Late last night I was too tired to read much of anything but needed the comfort of a book. I forget where I got this book … it may have been a garage sale and I had forgotten about it till last night. The book is called, Free-Hand Lettering: A Treatise on Plain Lettering from the Practical Standpoint for Use in Engineering Schools and Colleges by Victor T. Wilson, M.E. This book is a first edition from 1903 with a print run of a thousand and it is in very good condition.
The beauty of hand-lettering has always been something I love to look at and appreciate, to imagine the hands creating them carefully and lovingly. I am also enjoying Wilson’s pragmatic and precarious writing style … this book will be lovely to search with … erasures … the poems that I know are hidden within this gorgeous book.
There is something so very inspiring about this book. The alphabet has taken on another meaning and beauty to me … the skeletons of language, the atoms and neurons of it. The constant potential for truth. Image.
In “A Point of Age” from Berryman’s collection, The Dispossessed, there’s this: “Images are the mind’s life, and they change.”
We should all try our hand at lettering … marrying language to image, image to language … creating the amorphous images for the lives of our minds.
Go ahead and try it … nothing ever bites hard enough to keep us from trying.
Have you been hiding this from me in fear that I will steal it? .. Yea, probably right.

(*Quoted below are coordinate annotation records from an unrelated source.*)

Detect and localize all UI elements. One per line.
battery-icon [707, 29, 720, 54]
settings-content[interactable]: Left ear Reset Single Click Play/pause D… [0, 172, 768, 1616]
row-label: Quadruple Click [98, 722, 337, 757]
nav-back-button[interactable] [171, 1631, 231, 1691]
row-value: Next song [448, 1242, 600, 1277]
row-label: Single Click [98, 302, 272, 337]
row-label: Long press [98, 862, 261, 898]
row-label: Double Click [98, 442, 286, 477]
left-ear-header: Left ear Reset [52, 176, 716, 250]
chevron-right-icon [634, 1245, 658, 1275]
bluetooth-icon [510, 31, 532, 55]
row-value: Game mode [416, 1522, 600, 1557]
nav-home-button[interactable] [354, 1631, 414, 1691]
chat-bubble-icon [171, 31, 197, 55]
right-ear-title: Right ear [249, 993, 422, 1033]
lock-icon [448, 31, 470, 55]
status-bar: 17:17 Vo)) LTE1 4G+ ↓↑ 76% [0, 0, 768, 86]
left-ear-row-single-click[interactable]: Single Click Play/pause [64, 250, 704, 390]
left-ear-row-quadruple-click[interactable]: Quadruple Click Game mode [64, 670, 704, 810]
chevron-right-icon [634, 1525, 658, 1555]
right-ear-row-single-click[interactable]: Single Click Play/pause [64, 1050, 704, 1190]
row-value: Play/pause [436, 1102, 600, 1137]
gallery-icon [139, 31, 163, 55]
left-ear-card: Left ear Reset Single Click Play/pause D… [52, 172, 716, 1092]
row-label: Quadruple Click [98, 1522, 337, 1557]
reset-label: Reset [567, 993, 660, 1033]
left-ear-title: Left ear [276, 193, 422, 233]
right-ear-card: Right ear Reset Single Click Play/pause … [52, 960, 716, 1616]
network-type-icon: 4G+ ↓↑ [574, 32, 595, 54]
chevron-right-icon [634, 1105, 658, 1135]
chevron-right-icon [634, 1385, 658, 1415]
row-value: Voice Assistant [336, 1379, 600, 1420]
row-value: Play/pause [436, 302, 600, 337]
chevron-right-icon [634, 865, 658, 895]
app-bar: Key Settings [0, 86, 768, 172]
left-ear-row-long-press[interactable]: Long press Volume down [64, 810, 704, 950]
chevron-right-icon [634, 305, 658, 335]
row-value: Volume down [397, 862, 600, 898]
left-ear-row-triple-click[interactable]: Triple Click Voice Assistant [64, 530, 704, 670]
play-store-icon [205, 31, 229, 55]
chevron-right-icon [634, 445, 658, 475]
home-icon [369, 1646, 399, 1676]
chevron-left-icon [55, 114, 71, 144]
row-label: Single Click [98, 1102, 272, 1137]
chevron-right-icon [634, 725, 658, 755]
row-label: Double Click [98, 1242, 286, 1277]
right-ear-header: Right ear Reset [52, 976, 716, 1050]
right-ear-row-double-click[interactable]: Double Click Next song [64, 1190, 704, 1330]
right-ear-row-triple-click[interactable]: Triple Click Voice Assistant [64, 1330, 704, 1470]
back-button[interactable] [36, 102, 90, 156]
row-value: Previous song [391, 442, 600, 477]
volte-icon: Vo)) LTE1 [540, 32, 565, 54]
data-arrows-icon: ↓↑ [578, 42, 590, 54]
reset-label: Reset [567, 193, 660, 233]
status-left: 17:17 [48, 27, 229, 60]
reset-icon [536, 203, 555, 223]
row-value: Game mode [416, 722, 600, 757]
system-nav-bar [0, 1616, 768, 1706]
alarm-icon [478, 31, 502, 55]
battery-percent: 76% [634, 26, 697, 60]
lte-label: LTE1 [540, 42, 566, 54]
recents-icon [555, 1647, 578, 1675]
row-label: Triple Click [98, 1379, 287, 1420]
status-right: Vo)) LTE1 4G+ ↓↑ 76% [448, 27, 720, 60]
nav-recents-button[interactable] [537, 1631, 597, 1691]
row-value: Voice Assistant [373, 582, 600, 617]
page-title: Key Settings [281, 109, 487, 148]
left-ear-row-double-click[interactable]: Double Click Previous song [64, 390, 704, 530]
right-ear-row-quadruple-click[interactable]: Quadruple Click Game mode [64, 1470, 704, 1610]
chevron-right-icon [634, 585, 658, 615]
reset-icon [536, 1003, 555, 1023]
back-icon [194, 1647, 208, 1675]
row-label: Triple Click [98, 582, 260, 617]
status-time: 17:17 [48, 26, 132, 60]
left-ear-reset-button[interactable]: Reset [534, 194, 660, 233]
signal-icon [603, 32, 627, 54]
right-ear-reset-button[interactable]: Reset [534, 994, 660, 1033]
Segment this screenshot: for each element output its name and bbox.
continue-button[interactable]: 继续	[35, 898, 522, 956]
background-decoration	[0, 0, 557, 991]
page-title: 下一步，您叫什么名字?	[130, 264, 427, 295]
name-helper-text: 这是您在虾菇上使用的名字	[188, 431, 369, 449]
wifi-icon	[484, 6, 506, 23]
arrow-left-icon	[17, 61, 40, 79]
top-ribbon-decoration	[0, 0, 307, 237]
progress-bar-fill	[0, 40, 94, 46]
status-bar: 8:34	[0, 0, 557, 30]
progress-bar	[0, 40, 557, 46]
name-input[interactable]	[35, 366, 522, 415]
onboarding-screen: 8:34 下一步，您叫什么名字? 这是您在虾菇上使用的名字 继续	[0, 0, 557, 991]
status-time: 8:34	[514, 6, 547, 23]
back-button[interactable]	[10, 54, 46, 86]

Lately I’ve been browsing comic books — which are typically hand-lettered — picture the little word balloons. I was thinking how similar the lettering is from one comic to the next (in MOST comics), but then became completely enthralled with picking out the tiny little nuances and differences in the lettering that made it great — an art form — and was thinking how much would be lost if they get rid of the hand letterers and switch over to computer typefaces to save a buck.